Any documentary on Polunin would be worth a watch if only for the mesmerizing clips where you get to see him dance. Steven Cantor’s Dancer, however, is much more than that.
Four years of filming, plus a host of home videos show the journey that Polunin took from becoming a young boy at a local dance school in a small village in Ukraine, to an adolescent superstar, youngest ever principal with London’s Royal Ballet.
You also get some perspective on how and why Polunin, at 22 years old, suddenly quit the position that most ballet dancers would give their right arm for. The media backlash that followed this catastrophe branded Polunin as the “Bad Boy” of ballet. News coverage of drug abuse, wild parties and not to mention the endless tattoos, made Polunin a household name far more than his pirouettes had. Finally, thanks to Dancer, we get to see a different perspective.

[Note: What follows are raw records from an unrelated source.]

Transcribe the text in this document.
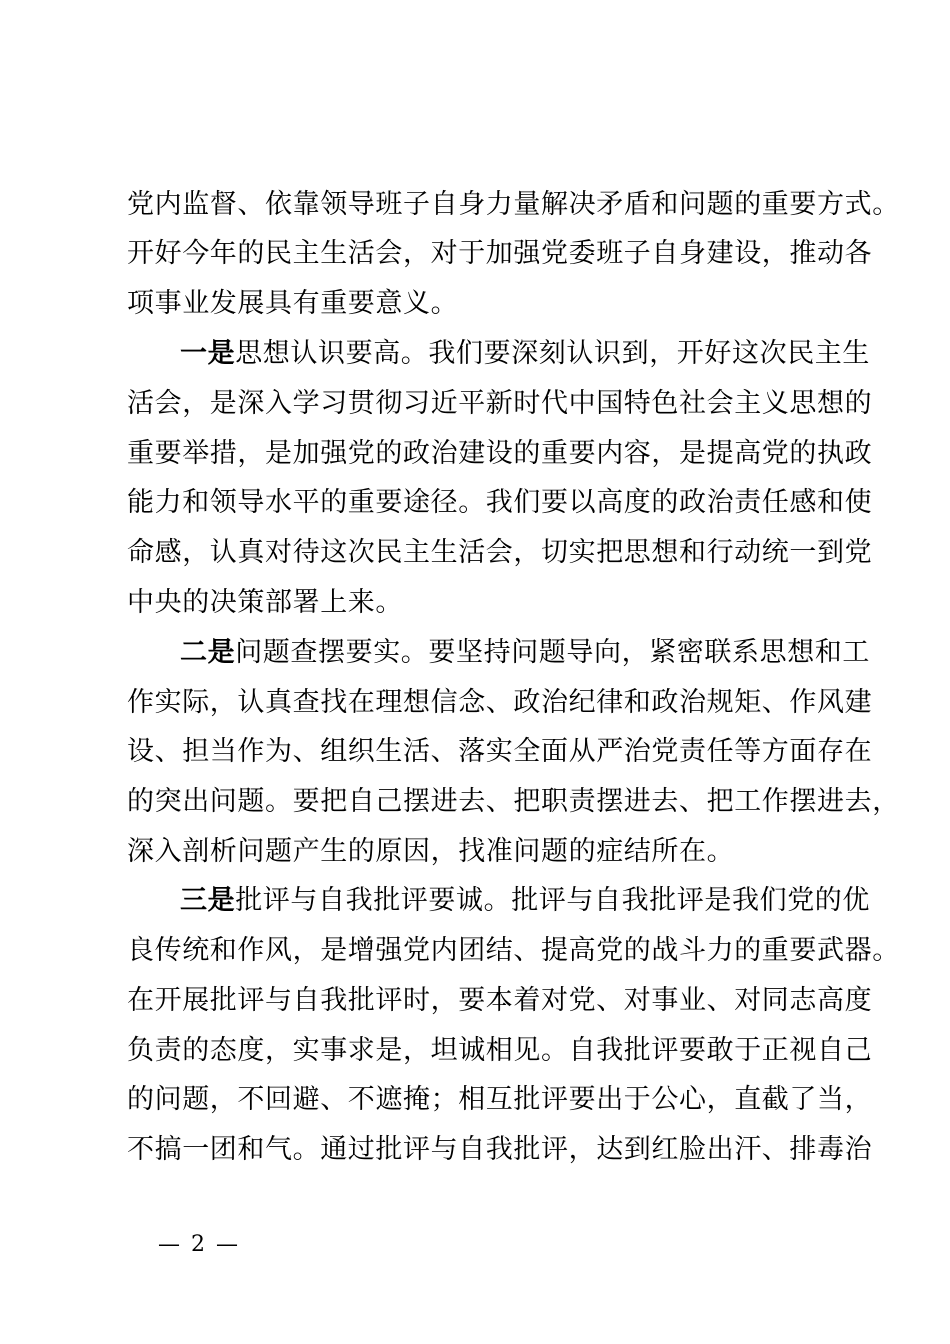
党内监督、依靠领导班子自身力量解决矛盾和问题的重要方式。
开好今年的民主生活会，对于加强党委班子自身建设，推动各
项事业发展具有重要意义。
一是思想认识要高。我们要深刻认识到，开好这次民主生
活会，是深入学习贯彻习近平新时代中国特色社会主义思想的
重要举措，是加强党的政治建设的重要内容，是提高党的执政
能力和领导水平的重要途径。我们要以高度的政治责任感和使
命感，认真对待这次民主生活会，切实把思想和行动统一到党
中央的决策部署上来。
二是问题查摆要实。要坚持问题导向，紧密联系思想和工
作实际，认真查找在理想信念、政治纪律和政治规矩、作风建
设、担当作为、组织生活、落实全面从严治党责任等方面存在
的突出问题。要把自己摆进去、把职责摆进去、把工作摆进去，
深入剖析问题产生的原因，找准问题的症结所在。
三是批评与自我批评要诚。批评与自我批评是我们党的优
良传统和作风，是增强党内团结、提高党的战斗力的重要武器。
在开展批评与自我批评时，要本着对党、对事业、对同志高度
负责的态度，实事求是，坦诚相见。自我批评要敢于正视自己
的问题，不回避、不遮掩；相互批评要出于公心，直截了当，
不搞一团和气。通过批评与自我批评，达到红脸出汗、排毒治
— 2 —
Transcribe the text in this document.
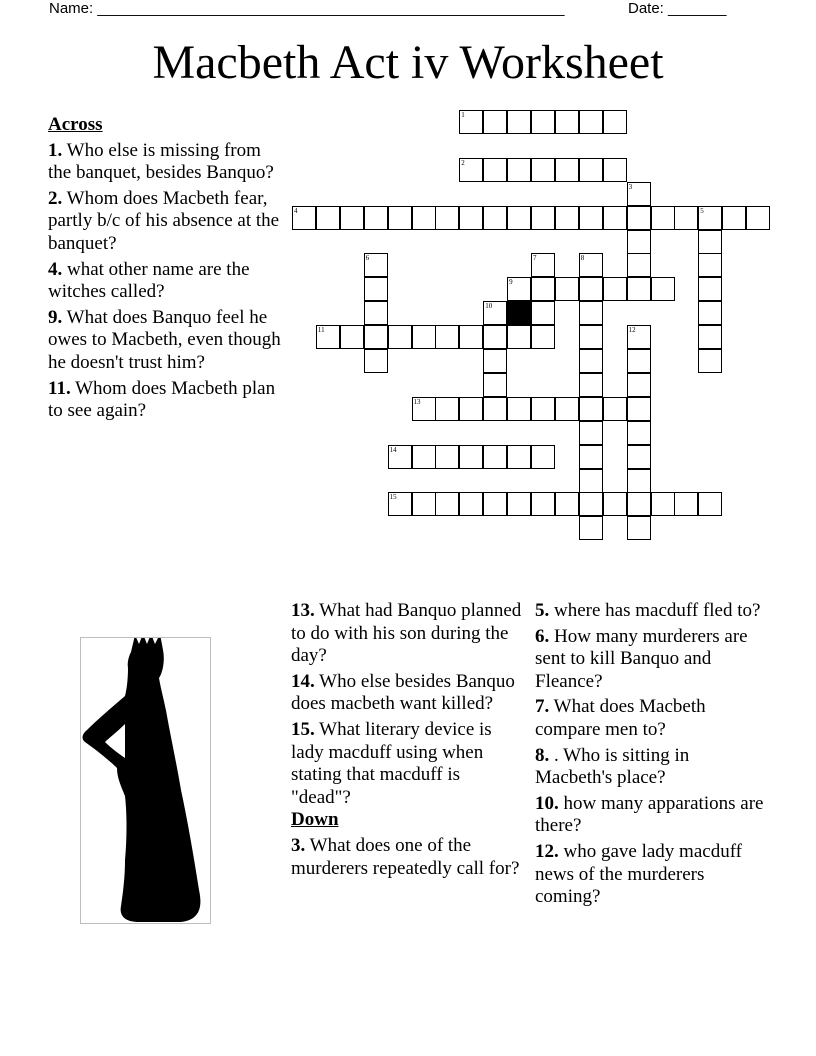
Name: ________________________________________________________	Date: _______
Macbeth Act iv Worksheet
1
2
3
4	5
6	7	8
9
10
11	12
13
14
15
Across
1. Who else is missing from the banquet, besides Banquo?
2. Whom does Macbeth fear, partly b/c of his absence at the banquet?
4. what other name are the witches called?
9. What does Banquo feel he owes to Macbeth, even though he doesn't trust him?
11. Whom does Macbeth plan to see again?
13. What had Banquo planned to do with his son during the day?
14. Who else besides Banquo does macbeth want killed?
15. What literary device is lady macduff using when stating that macduff is "dead"?
Down
3. What does one of the murderers repeatedly call for?
5. where has macduff fled to?
6. How many murderers are sent to kill Banquo and Fleance?
7. What does Macbeth compare men to?
8. . Who is sitting in Macbeth's place?
10. how many apparations are there?
12. who gave lady macduff news of the murderers coming?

It’s a well made and engaging documentary. Interviews with family and friends are insightful, but sensitive and it is interesting to learn about the paths that Polunin took after he broke his chains with the Royal Ballet. The whole thing seems to lead up to the social-media sensation that was Take Me To Church, which seems like an apt climax for a film exploring self-expression, freedom and the constraints of the ballet industry.
I would have liked a more in-depth look into Polunin’s time studying at the Royal Ballet School. The importance of mental health support for young dancers is a recurring theme, and was highlighted in the post-show Q&A by Polunin himself- it is something that he is clearly very passionate about promoting. However I feel like the actual day-to-day life of young ballet students in such a high pressure environment, as well as Polunin’s own psychological struggles, although talked about, were not explored.
The post-show Q&A felt uncomfortable and unstructured. Polunin came across as humble, funny and well-mannered and I enjoyed hearing him speak about his new venture, Project Polunin. It’s a collaborative initiative aiming to create new work for ballet by working with contemporary artists and musicians for stage and screen. It would’ve been nice to hear more questions on that, rather than find out which tattoo was his favourite (to which, he wittily responded; “do you have a favourite finger?”).
The documentary, though, is interesting, funny and heartfelt. It instigates a much needed investigation into the pressures placed upon young dancers, whilst also taking a step towards streamlining the world of ballet into mainstream popular culture- film in particular. Hopefully we’ll see more of Polunin on our screens in the near future.